I'd be interested if there is any way of recovering a CD session, I mean continuing it from a point it was interrupted due to a power failure or some other reasons. Theoretically when e.g. the power goes off during a CD burning, it stops writing data onto the CD at a point. So I'm wondering if there's any application which can find this and continue a session from that point.

Thanks
Zooya


----------



## 8210GUY (Aug 29, 2006)

Not heard of one personally, my understanding is that once you start to burn the disk is marked for want of a better description, and if you stop it and try to restart it afresh for whatever reason it will probably start as a new session again, and as soon as it sees the disk has been marled it will ask for a new disk (unless your using a re-writable), your talking about burning software able to continue an interruption in it's burning, and I have never heard of one like that TBH, and logically if it was an unplanned interruption it would not have the memory of what it was doing to be able to continue even if it did.


----------



## smz (Mar 12, 2007)

No sir, that is what we used to refer as a coaster. Back when blank media was megabux. Now it's like scrap metal. The only way to have a partial burn and continue burning another time is by using the multisession option virtually in every software program. I use Nero, so that is my example. Using it's wizard, you start by selecting create a multisession disc. Drag whatever you want to burn at the time and right before clicking burn you see an option about closing or finalizing the "DISK", you don't want that checked. only things that refer to "session"
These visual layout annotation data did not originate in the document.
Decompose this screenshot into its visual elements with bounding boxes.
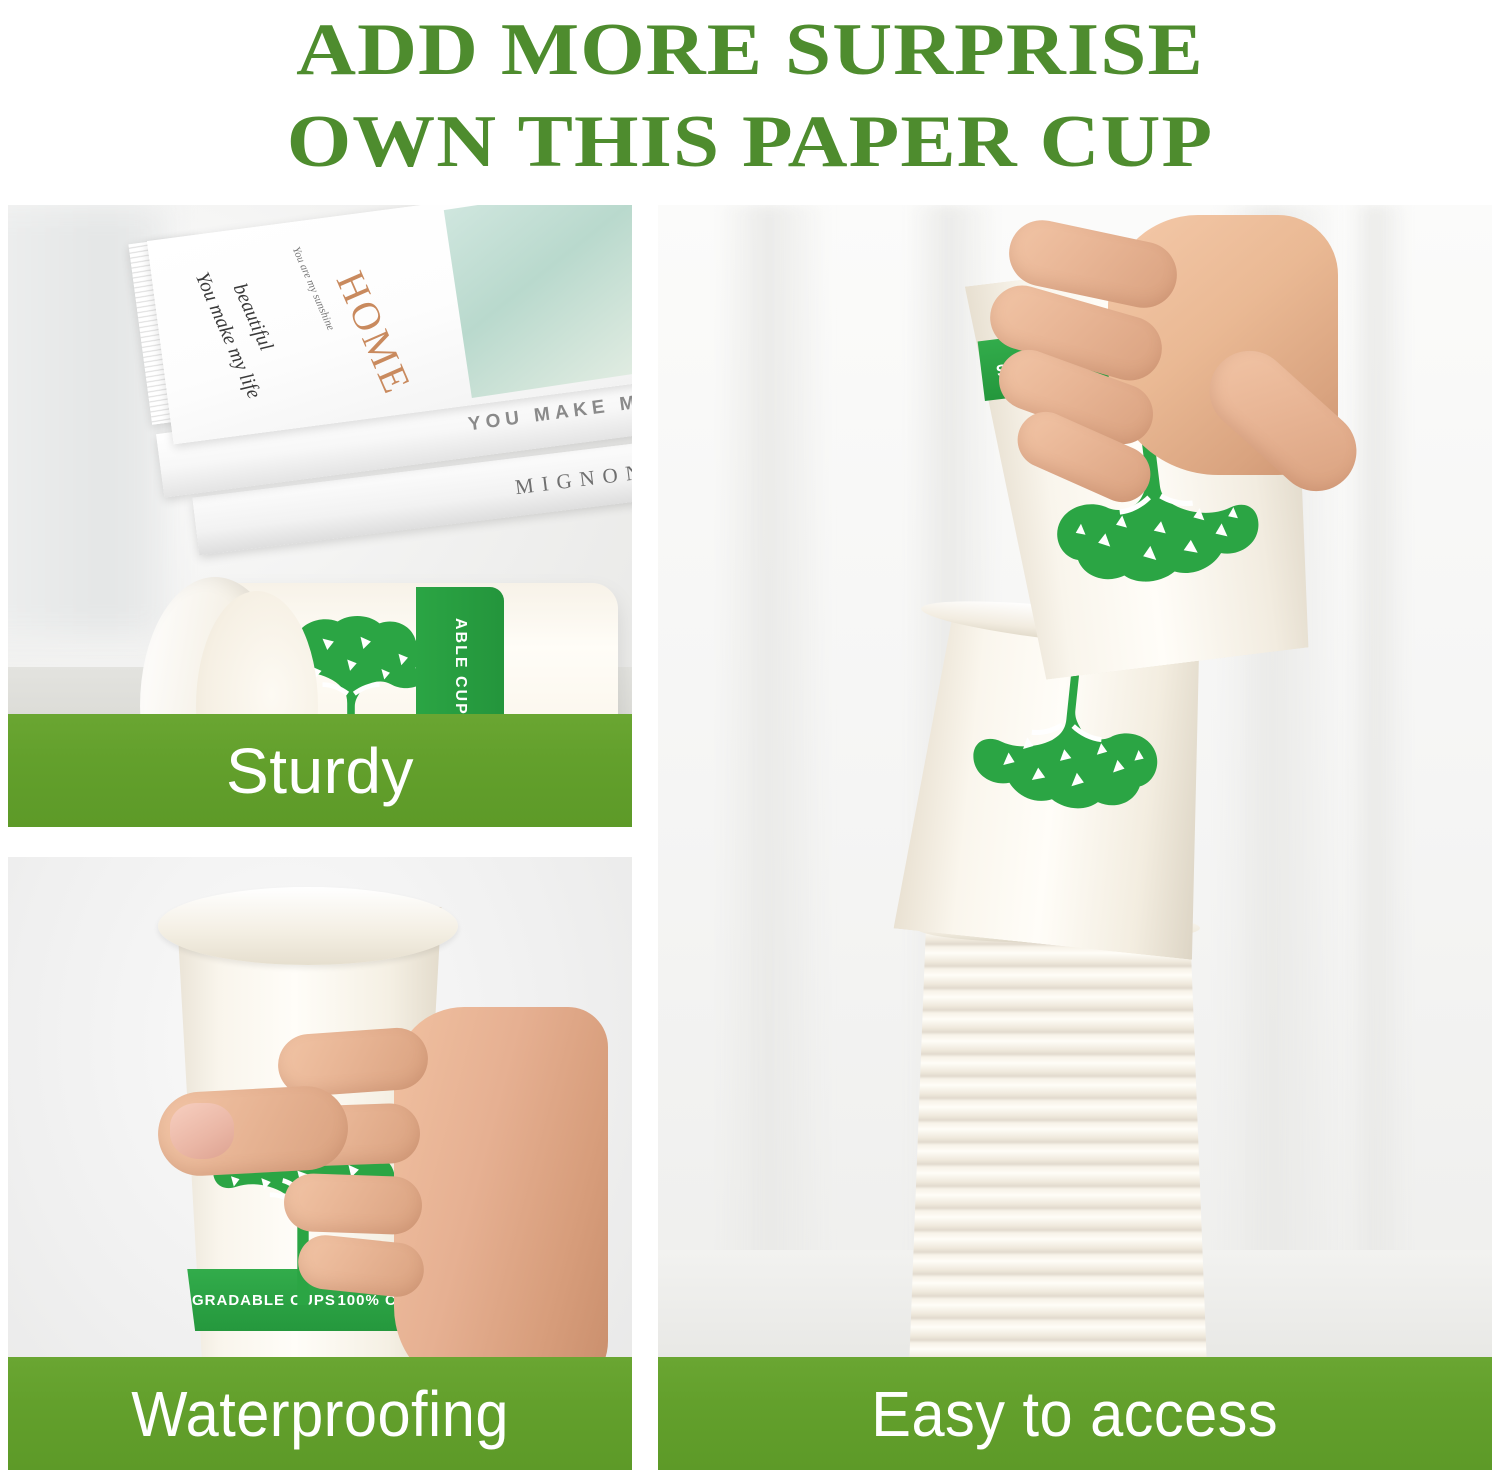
headline: ADD MORE SURPRISE OWN THIS PAPER CUP bbox=[0, 0, 1500, 190]
ring-finger bbox=[283, 1173, 423, 1236]
feature-panel-easy-to-access: RADABLE CUPS 100% COMP Easy to access bbox=[658, 205, 1492, 1470]
headline-line-1: ADD MORE SURPRISE bbox=[0, 4, 1500, 96]
caption-label: Waterproofing bbox=[131, 1382, 509, 1446]
feature-panel-waterproofing: GRADABLE CUPS 100% COMP Waterproofing bbox=[8, 857, 632, 1470]
stack-ribs bbox=[908, 925, 1208, 1395]
cup-band-left-text: ABLE CUPS bbox=[451, 618, 469, 728]
caption-bar-waterproofing: Waterproofing bbox=[8, 1357, 632, 1470]
book-spine-lower-text: MIGNON bbox=[514, 458, 632, 499]
thumb-nail bbox=[170, 1103, 234, 1159]
easy-to-access-photo: RADABLE CUPS 100% COMP bbox=[658, 205, 1492, 1470]
cup-rim bbox=[158, 887, 458, 965]
nested-cup-stack bbox=[908, 925, 1208, 1395]
caption-label: Easy to access bbox=[872, 1382, 1279, 1446]
feature-panel-sturdy: You make my life beautiful You are my su… bbox=[8, 205, 632, 827]
hand-holding-cup bbox=[308, 977, 608, 1397]
coffee-liquid bbox=[188, 909, 448, 967]
caption-bar-easy-to-access: Easy to access bbox=[658, 1357, 1492, 1470]
hand-lifting-cup bbox=[1048, 205, 1348, 535]
book-cover-title: HOME bbox=[327, 264, 422, 402]
caption-label: Sturdy bbox=[226, 739, 414, 803]
book-cover-photo bbox=[444, 205, 632, 398]
headline-line-2: OWN THIS PAPER CUP bbox=[0, 96, 1500, 188]
caption-bar-sturdy: Sturdy bbox=[8, 714, 632, 827]
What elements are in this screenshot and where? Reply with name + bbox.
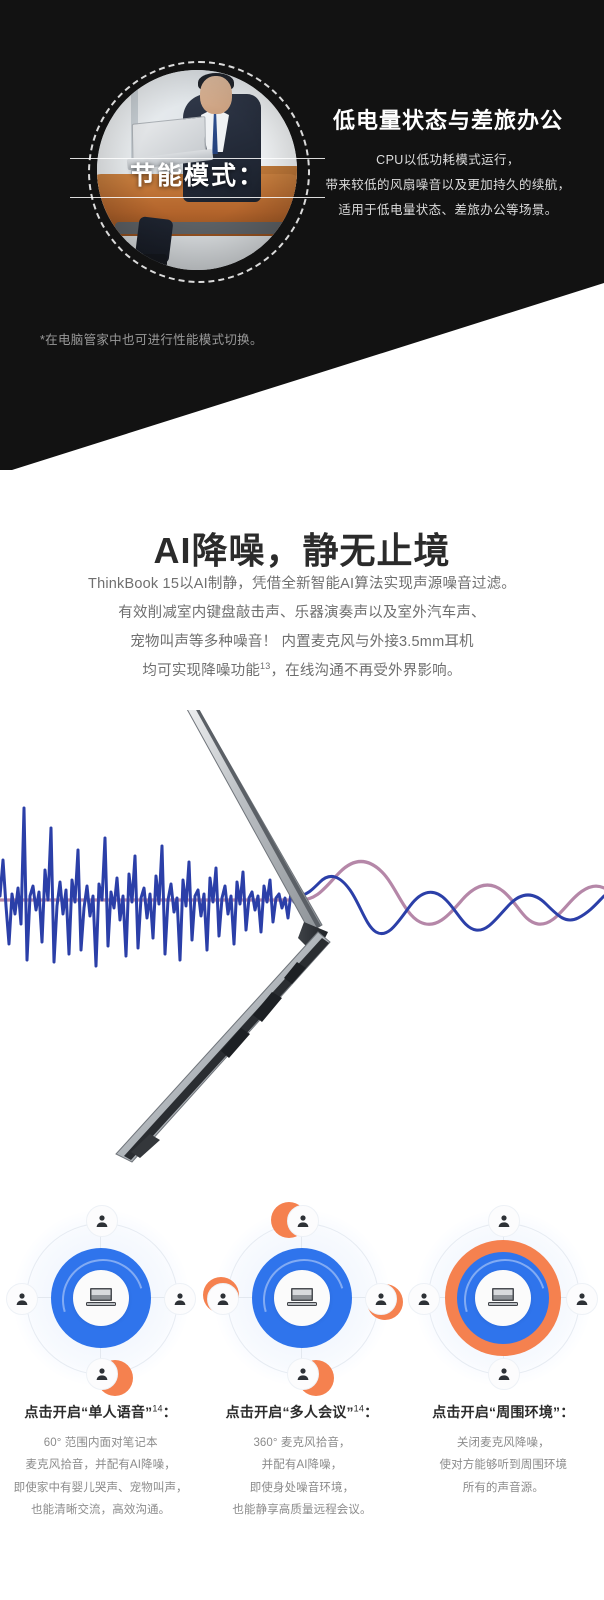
avatar-bottom <box>287 1358 319 1390</box>
desc-line: 所有的声音源。 <box>411 1477 596 1499</box>
microphone-modes-section: 点击开启“单人语音”14： 60° 范围内面对笔记本 麦克风拾音，并配有AI降噪… <box>0 1205 604 1600</box>
power-saving-footnote: *在电脑管家中也可进行性能模式切换。 <box>40 329 263 348</box>
caption-suffix: ： <box>560 1404 574 1420</box>
mode-description-multi-conference: 360° 麦克风拾音， 并配有AI降噪， 即使身处噪音环境， 也能静享高质量远程… <box>201 1432 402 1522</box>
ai-body-line-4: 均可实现降噪功能13，在线沟通不再受外界影响。 <box>0 657 604 686</box>
single-voice-diagram[interactable] <box>6 1205 196 1390</box>
mode-column-single-voice: 点击开启“单人语音”14： 60° 范围内面对笔记本 麦克风拾音，并配有AI降噪… <box>0 1205 201 1522</box>
person-icon <box>95 1367 109 1381</box>
ai-body-line-1: ThinkBook 15以AI制静，凭借全新智能AI算法实现声源噪音过滤。 <box>0 570 604 599</box>
person-icon <box>216 1292 230 1306</box>
desc-line: 也能清晰交流，高效沟通。 <box>8 1499 193 1521</box>
desc-line: 60° 范围内面对笔记本 <box>8 1432 193 1454</box>
desc-line: 关闭麦克风降噪， <box>411 1432 596 1454</box>
mode-column-multi-conference: 点击开启“多人会议”14： 360° 麦克风拾音， 并配有AI降噪， 即使身处噪… <box>201 1205 402 1522</box>
ai-section-heading: AI降噪，静无止境 <box>0 522 604 574</box>
footnote-marker-14: 14 <box>152 1403 162 1413</box>
mode-label-text: 节能模式： <box>70 159 325 197</box>
product-detail-page: 节能模式： 低电量状态与差旅办公 CPU以低功耗模式运行， 带来较低的风扇噪音以… <box>0 0 604 1600</box>
person-icon <box>497 1214 511 1228</box>
caption-prefix: 点击开启“多人会议” <box>226 1404 354 1420</box>
waveform-illustration <box>0 710 604 1180</box>
caption-suffix: ： <box>364 1404 378 1420</box>
mode-caption-multi-conference: 点击开启“多人会议”14： <box>201 1402 402 1422</box>
person-icon <box>173 1292 187 1306</box>
avatar-top <box>287 1205 319 1237</box>
avatar-bottom <box>488 1358 520 1390</box>
avatar-left <box>408 1283 440 1315</box>
footnote-marker-13: 13 <box>260 661 270 671</box>
desc-line: 也能静享高质量远程会议。 <box>209 1499 394 1521</box>
ai-noise-cancelling-section: AI降噪，静无止境 ThinkBook 15以AI制静，凭借全新智能AI算法实现… <box>0 470 604 1210</box>
ai-body-line-4-prefix: 均可实现降噪功能 <box>142 663 260 679</box>
power-saving-section: 节能模式： 低电量状态与差旅办公 CPU以低功耗模式运行， 带来较低的风扇噪音以… <box>0 0 604 470</box>
power-saving-line-2: 带来较低的风扇噪音以及更加持久的续航， <box>306 173 590 198</box>
laptop-icon <box>486 1285 520 1311</box>
laptop-icon <box>84 1285 118 1311</box>
person-icon <box>497 1367 511 1381</box>
person-icon <box>374 1292 388 1306</box>
avatar-left <box>6 1283 38 1315</box>
caption-suffix: ： <box>163 1404 177 1420</box>
power-saving-line-1: CPU以低功耗模式运行， <box>306 148 590 173</box>
person-icon <box>575 1292 589 1306</box>
power-saving-title: 低电量状态与差旅办公 <box>306 108 590 134</box>
ai-body-line-4-suffix: ，在线沟通不再受外界影响。 <box>270 663 461 679</box>
ai-body-line-2: 有效削减室内键盘敲击声、乐器演奏声以及室外汽车声、 <box>0 599 604 628</box>
power-saving-line-3: 适用于低电量状态、差旅办公等场景。 <box>306 198 590 223</box>
avatar-top <box>86 1205 118 1237</box>
mode-description-ambient: 关闭麦克风降噪， 使对方能够听到周围环境 所有的声音源。 <box>403 1432 604 1499</box>
footnote-marker-14: 14 <box>354 1403 364 1413</box>
ambient-environment-diagram[interactable] <box>408 1205 598 1390</box>
person-icon <box>296 1367 310 1381</box>
mode-label-rule-bottom <box>70 197 325 198</box>
person-icon <box>15 1292 29 1306</box>
desc-line: 即使身处噪音环境， <box>209 1477 394 1499</box>
ai-section-body: ThinkBook 15以AI制静，凭借全新智能AI算法实现声源噪音过滤。 有效… <box>0 570 604 686</box>
avatar-bottom <box>86 1358 118 1390</box>
person-icon <box>95 1214 109 1228</box>
caption-prefix: 点击开启“单人语音” <box>24 1404 152 1420</box>
avatar-right <box>566 1283 598 1315</box>
ai-body-line-3: 宠物叫声等多种噪音！ 内置麦克风与外接3.5mm耳机 <box>0 628 604 657</box>
power-saving-copy: 低电量状态与差旅办公 CPU以低功耗模式运行， 带来较低的风扇噪音以及更加持久的… <box>306 108 590 223</box>
person-icon <box>296 1214 310 1228</box>
desc-line: 360° 麦克风拾音， <box>209 1432 394 1454</box>
mode-caption-single-voice: 点击开启“单人语音”14： <box>0 1402 201 1422</box>
avatar-left <box>207 1283 239 1315</box>
avatar-right <box>164 1283 196 1315</box>
mode-columns: 点击开启“单人语音”14： 60° 范围内面对笔记本 麦克风拾音，并配有AI降噪… <box>0 1205 604 1522</box>
mode-description-single-voice: 60° 范围内面对笔记本 麦克风拾音，并配有AI降噪， 即使家中有婴儿哭声、宠物… <box>0 1432 201 1522</box>
laptop-profile-graphic <box>0 710 604 1180</box>
mode-caption-ambient: 点击开启“周围环境”： <box>403 1402 604 1422</box>
laptop-icon <box>285 1285 319 1311</box>
mode-label-group: 节能模式： <box>70 158 325 198</box>
diagonal-divider <box>0 0 604 470</box>
mode-column-ambient: 点击开启“周围环境”： 关闭麦克风降噪， 使对方能够听到周围环境 所有的声音源。 <box>403 1205 604 1522</box>
desc-line: 即使家中有婴儿哭声、宠物叫声， <box>8 1477 193 1499</box>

Actually I've pulled some whammies in the past yanking power during a burn using a rewritable disc. Doing that can sometimes make a coaster of a DVDRW/CDRW as well. Now what I do at my house/home office may sound a bit overkill, but I have a Belkin 1200VA UPS running my desktop and a bunch of APC Back-UPS 500 units that all my external drives and routers are plugged into. In the event of any power surge or outage, I have plenty of runtime to close a disc unless it just started or something. But in the event of a power spike or short outage, the burn is not affected. I'm not saying to do what I do, but it actually does the trick. Now that media is so cheap now, these UPS units are made more for keeping external hard drives and routers running as opposed to trying to protect a 20 cent blank DVD during a burn. I know it might be frustrating to lose the session and then have to start from the beginning, but a good practice is to save your current session to be burned before you start. Then if a problem happens after the fact, you can reload that configuration file and just burn again.





Zooya said:


> Hello,
> 
> I'd be interested if there is any way of recovering a CD session, I mean continuing it from a point it was interrupted due to a power failure or some other reasons. Theoretically when e.g. the power goes off during a CD burning, it stops writing data onto the CD at a point. So I'm wondering if there's any application which can find this and continue a session from that point.
> 
> ...


----------